アグネス・マーチン(1912-2004)

アグネス・マーチン アグネス・マーティンは、幾何学的な抽象画で知られるアメリカ系カナダ人の画家である。芸術は私たちの最も繊細な感情を具体的に表現したもの」という信念のもと、崇高な美と静寂の探求を軸に作品を制作した。彼女の作品は、細い線で描かれたグリッドや、淡い色彩で構成された正方形のブロックが、抽象表現主義の感情的な共鳴とミニマリズムの疎な強度を融合しています。

6フィート×6フィートの正方形のキャンバスの端から端まで丁寧に鉛筆でグリッドを描き、薄いジェッソの層で仕上げるというマーティンの特徴的な形式は、バランスと調和を追求する道教の影響を受けて、不朽のモチーフとなった。しかし、マーティンは完璧を求めるのではなく、自分の絵は自然のパターンを映し出すものだと考えていた。その結果、マーティンは「白い花」(1960年)や「夜の海」(1963年)など、抽象作品の多くに自然現象を題材にしたタイトルをつけている。「自然はカーテンを開けるようなもので、その中に入っていくようなもの。私はこのようなある種の反応を描きたいのです」と、かつて彼女は述べている。「私の絵は、融合すること、形のないことを描いているのです。

1912年、カナダのマックリンの農村に生まれ、1940年代にニューヨークへ渡り、コロンビア大学ティーチャーズカレッジで美術教育を学ぶ。その後、エルズワース・ケリー、ロバート・インディアナ、レノア・タウニーらとロウアーマンハッタンのコエンティースリップのスタジオビルを共有し、自然現象に夢中になる一方で、偏執性統合失調症に悩まされた。絶頂期に、開発による自宅の消失、友人である芸術家アド・ラインハートの急死、精神的負担の増大に直面し、ニューヨークを離れ、タオスに戻る。そこで彼女は絵を描くことをやめ、孤立して執筆と瞑想に励みました。1974年に絵画に復帰したマーティンは、そのスタイルに微妙な変化をもたらします。繊細なグラファイトのグリッドにとらわれず、初期の作品から遠い親戚のように、大胆な幾何学的配置で作品を構成するようになったのです。この晩年の作品では、彼女が生涯を過ごした乾燥した砂漠の風景が持つ温かみのある色調を思い起こさせる。

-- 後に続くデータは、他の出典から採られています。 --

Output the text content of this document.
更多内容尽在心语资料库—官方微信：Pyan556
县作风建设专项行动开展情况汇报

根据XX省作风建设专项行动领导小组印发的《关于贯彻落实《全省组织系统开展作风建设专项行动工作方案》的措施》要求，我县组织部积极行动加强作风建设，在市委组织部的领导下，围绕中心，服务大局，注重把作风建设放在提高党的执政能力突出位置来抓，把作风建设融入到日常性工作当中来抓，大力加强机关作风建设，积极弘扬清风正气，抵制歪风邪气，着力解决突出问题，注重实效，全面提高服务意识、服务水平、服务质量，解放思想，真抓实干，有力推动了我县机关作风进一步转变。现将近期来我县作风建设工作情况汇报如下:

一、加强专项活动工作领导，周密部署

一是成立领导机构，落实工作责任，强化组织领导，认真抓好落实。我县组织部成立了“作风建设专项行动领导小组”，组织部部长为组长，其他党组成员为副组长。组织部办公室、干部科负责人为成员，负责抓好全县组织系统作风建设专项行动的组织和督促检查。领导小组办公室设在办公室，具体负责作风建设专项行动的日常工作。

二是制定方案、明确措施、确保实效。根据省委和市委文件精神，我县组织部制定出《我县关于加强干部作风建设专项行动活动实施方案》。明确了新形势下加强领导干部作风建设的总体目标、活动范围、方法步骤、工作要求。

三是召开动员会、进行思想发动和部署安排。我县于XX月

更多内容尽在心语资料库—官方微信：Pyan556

マーティンは2004年にニューメキシコ州タオスで92歳で亡くなりました。2016年にニューヨークのグッゲンハイム美術館で大規模な回顧展が開催されました。現在、彼女の作品は、サンフランシスコ近代美術館、ワシントンDCのナショナルギャラリー、ロンドンのテートギャラリーなどに所蔵されている。